Additional Emerging Tools and Best Practices

AI delivers the best results when used alongside other anti-fraud practices. Modern fraud prevention platforms include tools like device fingerprinting, browser integrity checks, and behavioural biometrics to distinguish legitimate users from bots. Many research incentive platforms now offer built-in fraud detection that automatically flags or suspends suspicious redemptions for manual review. Sharing information about known fraudsters is also a valuable tactic: companies and research panels maintain exclusion lists of banned participants and scam accounts, and often collaborate across the industry to track repeat offenders using shared data. Transparency acts as an additional deterrent—informing participants that robust fraud checks are in place can discourage attempts at manipulation. By promoting a culture of data integrity and augmenting human oversight with AI, organisations can significantly curb incentive fraud.

Conclusion

Incentive fraud poses a growing challenge to both market research and consumer-facing promotions. However, AI and emerging technologies are shifting the balance in favour of those looking to prevent abuse.
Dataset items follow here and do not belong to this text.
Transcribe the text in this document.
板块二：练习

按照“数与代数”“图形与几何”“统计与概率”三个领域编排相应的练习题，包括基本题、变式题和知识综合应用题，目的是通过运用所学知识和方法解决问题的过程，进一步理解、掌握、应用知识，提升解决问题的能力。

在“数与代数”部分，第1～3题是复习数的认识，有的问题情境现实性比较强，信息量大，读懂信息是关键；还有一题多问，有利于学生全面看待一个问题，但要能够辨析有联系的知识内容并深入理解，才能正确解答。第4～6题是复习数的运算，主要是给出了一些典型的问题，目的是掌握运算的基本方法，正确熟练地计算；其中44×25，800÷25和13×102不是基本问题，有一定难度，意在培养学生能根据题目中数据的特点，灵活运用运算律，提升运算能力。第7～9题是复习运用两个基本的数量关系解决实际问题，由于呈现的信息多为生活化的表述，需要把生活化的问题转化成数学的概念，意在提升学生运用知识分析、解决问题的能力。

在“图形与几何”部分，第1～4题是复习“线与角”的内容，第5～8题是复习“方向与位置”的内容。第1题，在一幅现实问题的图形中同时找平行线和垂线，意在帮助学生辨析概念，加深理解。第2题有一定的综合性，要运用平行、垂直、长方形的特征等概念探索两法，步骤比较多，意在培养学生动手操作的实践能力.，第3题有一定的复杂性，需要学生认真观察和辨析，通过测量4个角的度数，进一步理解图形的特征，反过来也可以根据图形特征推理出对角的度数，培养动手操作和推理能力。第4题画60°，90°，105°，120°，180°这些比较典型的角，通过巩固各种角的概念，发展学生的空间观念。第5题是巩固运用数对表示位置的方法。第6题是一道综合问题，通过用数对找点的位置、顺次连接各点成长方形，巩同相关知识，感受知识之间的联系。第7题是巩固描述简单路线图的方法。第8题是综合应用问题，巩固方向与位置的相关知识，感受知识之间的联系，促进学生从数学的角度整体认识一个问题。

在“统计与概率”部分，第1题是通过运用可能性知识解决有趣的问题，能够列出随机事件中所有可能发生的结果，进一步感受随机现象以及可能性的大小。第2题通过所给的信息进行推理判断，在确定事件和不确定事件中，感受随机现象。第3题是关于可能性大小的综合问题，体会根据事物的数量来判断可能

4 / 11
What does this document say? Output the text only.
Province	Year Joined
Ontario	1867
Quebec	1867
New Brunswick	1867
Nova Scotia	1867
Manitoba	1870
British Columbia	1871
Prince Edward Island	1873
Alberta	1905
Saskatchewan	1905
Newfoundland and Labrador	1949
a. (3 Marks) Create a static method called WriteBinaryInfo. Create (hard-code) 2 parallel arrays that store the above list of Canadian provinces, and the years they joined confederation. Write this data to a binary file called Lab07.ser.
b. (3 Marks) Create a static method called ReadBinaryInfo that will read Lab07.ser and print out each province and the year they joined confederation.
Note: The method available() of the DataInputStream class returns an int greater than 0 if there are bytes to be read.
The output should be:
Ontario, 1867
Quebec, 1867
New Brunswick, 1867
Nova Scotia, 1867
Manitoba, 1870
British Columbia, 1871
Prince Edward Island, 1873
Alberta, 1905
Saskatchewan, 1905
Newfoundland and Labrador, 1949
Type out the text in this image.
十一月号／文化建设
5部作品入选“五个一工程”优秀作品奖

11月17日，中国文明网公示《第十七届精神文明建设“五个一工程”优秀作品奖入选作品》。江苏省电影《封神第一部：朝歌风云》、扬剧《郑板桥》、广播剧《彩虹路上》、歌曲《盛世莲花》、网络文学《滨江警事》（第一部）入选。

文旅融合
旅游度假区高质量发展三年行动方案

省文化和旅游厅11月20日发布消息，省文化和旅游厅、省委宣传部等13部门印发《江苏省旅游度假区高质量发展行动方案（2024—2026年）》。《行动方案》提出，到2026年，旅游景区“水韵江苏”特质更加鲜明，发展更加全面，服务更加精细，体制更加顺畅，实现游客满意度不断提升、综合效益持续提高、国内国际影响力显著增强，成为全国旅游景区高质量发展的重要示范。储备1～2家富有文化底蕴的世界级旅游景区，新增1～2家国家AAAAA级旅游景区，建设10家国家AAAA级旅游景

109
Market researchers are deploying AI to eliminate fake respondents and safeguard data quality, while businesses are using intelligent systems to detect and prevent promo abuse before it affects ROI. The battle continues as fraudsters refine their tactics, but a multi-pronged defence—anchored in AI analytics, robust verification, and industry cooperation—offers a powerful response. Embracing these tools not only protects budgets and insights but also ensures that incentives fulfil their intended purpose: rewarding genuine participants and loyal customers.